Recently, the Economist Intelligence Unit created the Global Peace Index -- a ranking of countries according to their level of peacefulness.
It's hoped the Index will further the study of how the world can achieve peace. But the Index seems to have a major flaw: It does not track violence done to women and children. Hence, countries in which great violence is done towards women and children show up in the Index ranked deceptively high for "peacefulness".

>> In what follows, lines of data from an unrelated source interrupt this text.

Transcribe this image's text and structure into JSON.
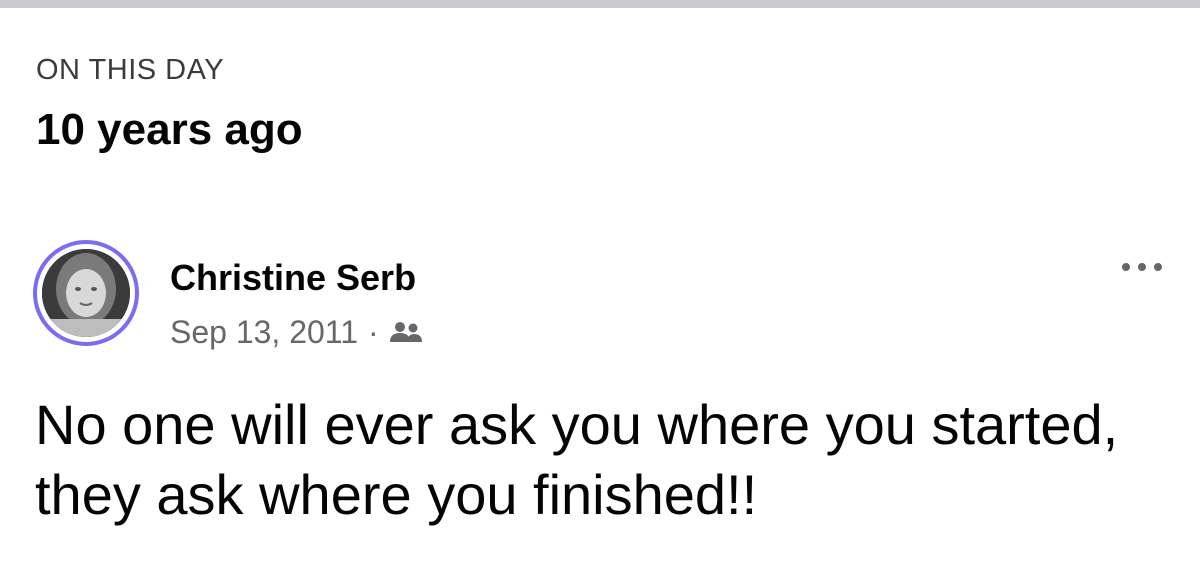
{
  "memories": {
    "section_label": "ON THIS DAY",
    "section_title": "10 years ago"
  },
  "post": {
    "author_name": "Christine Serb",
    "date": "Sep 13, 2011",
    "separator": "·",
    "audience_icon": "friends-icon",
    "more_icon": "more-options-icon",
    "text": "No one will ever ask you where you started, they ask where you finished!!"
  },
  "colors": {
    "avatar_ring": "#7b6cf2",
    "secondary_text": "#65676b",
    "primary_text": "#050505",
    "top_bar": "#c9cbcf"
  }
}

From the Christian Science Monitor:
That certainly is "putting it mildly". Overall, violence towards women and children creates a "cycle of violence" in which the children tend to perpetuate violence towards others when they grow up. Two infamous cases where that happened were Hitler and Stalin -- both of whom grew up in violent households. It's hard to believe you can accurately measure the peacefulness of a society without taking into rigorous account the society's treatment of women and children.

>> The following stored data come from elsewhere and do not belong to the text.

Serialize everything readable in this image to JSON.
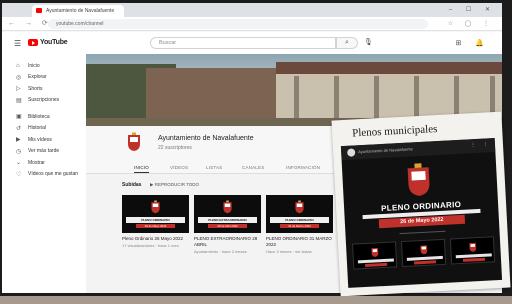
{
  "browser": {
    "tab_title": "Ayuntamiento de Navalafuente",
    "url": "youtube.com/channel",
    "nav_glyphs": "← → ⟳",
    "ext_glyphs": "☆ ◯ ⋮",
    "win_ctrls": "– ☐ ✕"
  },
  "youtube": {
    "logo": "YouTube",
    "search_placeholder": "Buscar",
    "search_icon": "search-icon",
    "header_right": "⊞ 🔔"
  },
  "sidebar": {
    "items": [
      {
        "icon": "⌂",
        "label": "Inicio"
      },
      {
        "icon": "◎",
        "label": "Explorar"
      },
      {
        "icon": "▷",
        "label": "Shorts"
      },
      {
        "icon": "▤",
        "label": "Suscripciones"
      }
    ],
    "items2": [
      {
        "icon": "▣",
        "label": "Biblioteca"
      },
      {
        "icon": "↺",
        "label": "Historial"
      },
      {
        "icon": "▶",
        "label": "Mis vídeos"
      },
      {
        "icon": "◷",
        "label": "Ver más tarde"
      },
      {
        "icon": "⌄",
        "label": "Mostrar"
      },
      {
        "icon": "♡",
        "label": "Vídeos que me gustan"
      }
    ]
  },
  "channel": {
    "name": "Ayuntamiento de Navalafuente",
    "subscribers": "22 suscriptores",
    "tabs": [
      "INICIO",
      "VÍDEOS",
      "LISTAS",
      "CANALES",
      "INFORMACIÓN",
      "Q"
    ],
    "section_title": "Subidas",
    "play_all": "▶  REPRODUCIR TODO"
  },
  "videos": [
    {
      "title": "Pleno Ordinario 26 Mayo 2022",
      "meta": "17 visualizaciones · hace 1 mes",
      "band": "PLENO ORDINARIO",
      "date": "26 de Mayo 2022"
    },
    {
      "title": "PLENO EXTRAORDINARIO 28 ABRIL",
      "meta": "Ayuntamiento · hace 2 meses",
      "band": "PLENO EXTRAORDINARIO",
      "date": "28 de Abril 2022"
    },
    {
      "title": "PLENO ORDINARIO 31 MARZO 2022",
      "meta": "Hace 3 meses · sin vistas",
      "band": "PLENO ORDINARIO",
      "date": "31 de Marzo 2022"
    }
  ],
  "clipping": {
    "title": "Plenos municipales",
    "channel": "Ayuntamiento de Navalafuente",
    "pleno": "PLENO ORDINARIO",
    "date": "26 de Mayo 2022"
  },
  "colors": {
    "accent_red": "#c0312b",
    "youtube_red": "#ff0000"
  }
}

The first-ever study ranking countries according to their level of peacefulness, the Global Peace Index, was recently published by the Economist Intelligence Unit.
Sensibly, its basic premise is that "peace isn't just the absence of war; it's the absence of violence."
The index uses 24 indicators such as how many soldiers are killed, the level of violent crimes, and relations with neighboring countries.
Yet it fails to include the most prevalent form of global violence: violence against women and children, often in their own families. To put it mildly, this blind spot makes the index very inaccurate.